Because the grid is quite large, I originally was using sub processes in Python to run multiple instances of the statistical analysis simultaneously, which significantly improved runtime. Now I am using multithreading via Julia’s Threads platform.
Basically on my M1 Max, the program can do an entire grid in ~50 seconds using 10 threads (already a significant improvement from my previous program on an HPC). I also have access to Intel Xeon E5-2695v4 (Broadwell) and Intel Xeon Phi 7230 (Knights Landing) compute nodes for running this analysis. I have tried varying numbers of threads (1-36 on Broadwell and 1-256 on Knights Landing) but to no avail, the analysis takes 10 minutes (minimum), or multiple hours (if many threads are used). Does anyone have advice on how to speed it up? It would be great if the analysis was faster than my laptop in the HPC environment.

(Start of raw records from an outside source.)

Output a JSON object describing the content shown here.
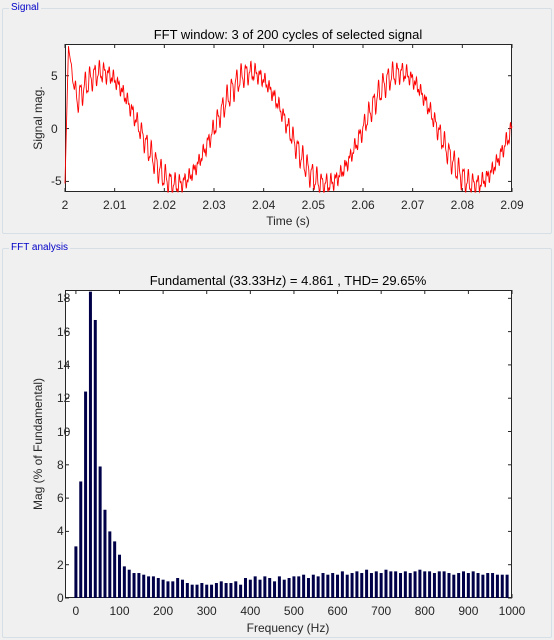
{
  "panels": {
    "signal_label": "Signal",
    "fft_label": "FFT analysis"
  },
  "colors": {
    "signal_line": "#ff0000",
    "fft_bar": "#000048",
    "panel_title": "#0000c8"
  },
  "chart_data": [
    {
      "type": "line",
      "title": "FFT window: 3 of 200 cycles of selected signal",
      "xlabel": "Time (s)",
      "ylabel": "Signal mag.",
      "xlim": [
        2,
        2.09
      ],
      "ylim": [
        -6,
        8
      ],
      "xticks": [
        "2",
        "2.01",
        "2.02",
        "2.03",
        "2.04",
        "2.05",
        "2.06",
        "2.07",
        "2.08",
        "2.09"
      ],
      "yticks": [
        "5",
        "0",
        "-5"
      ],
      "series": [
        {
          "fundamental_hz": 33.33,
          "amplitude": 5.3,
          "ripple_amplitude": 1.1,
          "x_start": 2,
          "x_end": 2.09,
          "sample_points": [
            [
              2.0,
              -5.2
            ],
            [
              2.0007,
              7.8
            ],
            [
              2.0025,
              3.0
            ],
            [
              2.0075,
              5.3
            ],
            [
              2.0225,
              -5.3
            ],
            [
              2.0375,
              5.3
            ],
            [
              2.0525,
              -5.3
            ],
            [
              2.0675,
              5.3
            ],
            [
              2.0825,
              -5.3
            ],
            [
              2.09,
              4.6
            ]
          ]
        }
      ]
    },
    {
      "type": "bar",
      "title": "Fundamental (33.33Hz) = 4.861 , THD= 29.65%",
      "xlabel": "Frequency (Hz)",
      "ylabel": "Mag (% of Fundamental)",
      "xlim": [
        -25,
        1000
      ],
      "ylim": [
        0,
        18.5
      ],
      "xticks": [
        "0",
        "100",
        "200",
        "300",
        "400",
        "500",
        "600",
        "700",
        "800",
        "900",
        "1000"
      ],
      "yticks": [
        "0",
        "2",
        "4",
        "6",
        "8",
        "10",
        "12",
        "14",
        "16",
        "18"
      ],
      "bar_spacing_hz": 11.11,
      "values": [
        3.1,
        7.0,
        12.4,
        18.4,
        16.7,
        7.9,
        5.3,
        4.0,
        3.4,
        2.6,
        1.9,
        1.7,
        1.5,
        1.5,
        1.4,
        1.3,
        1.3,
        1.2,
        1.1,
        1.0,
        1.0,
        1.2,
        1.1,
        0.9,
        0.8,
        0.8,
        0.9,
        0.8,
        0.8,
        0.9,
        1.0,
        0.9,
        0.9,
        1.0,
        0.8,
        1.2,
        1.1,
        1.3,
        1.1,
        1.3,
        1.2,
        1.0,
        1.3,
        1.1,
        1.2,
        1.3,
        1.3,
        1.4,
        1.2,
        1.4,
        1.3,
        1.5,
        1.4,
        1.5,
        1.4,
        1.6,
        1.4,
        1.5,
        1.6,
        1.5,
        1.7,
        1.5,
        1.6,
        1.5,
        1.7,
        1.6,
        1.6,
        1.5,
        1.6,
        1.5,
        1.6,
        1.7,
        1.6,
        1.6,
        1.5,
        1.6,
        1.6,
        1.5,
        1.4,
        1.5,
        1.6,
        1.5,
        1.6,
        1.5,
        1.4,
        1.5,
        1.5,
        1.4,
        1.4,
        1.4
      ]
    }
  ]
}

Here are some of my attempts to solve this:
- Tried various # of threads
- Set MKL_NUM_THREADS and BLAS_NUM_THREADS to 1
- Run a sample statistical analysis before beginning the multithreaded full-grid for precompilation
- Removed recursive calls in my code (if a statistical analysis fails, it re-calls itself with the next random seed. Wasn’t sure if this was a problem, but it’s not)
- Isolated line by line to determine what the slow codes are. I’m using gevfit in Extremes.jl which seems to be the slow operation, not surprising.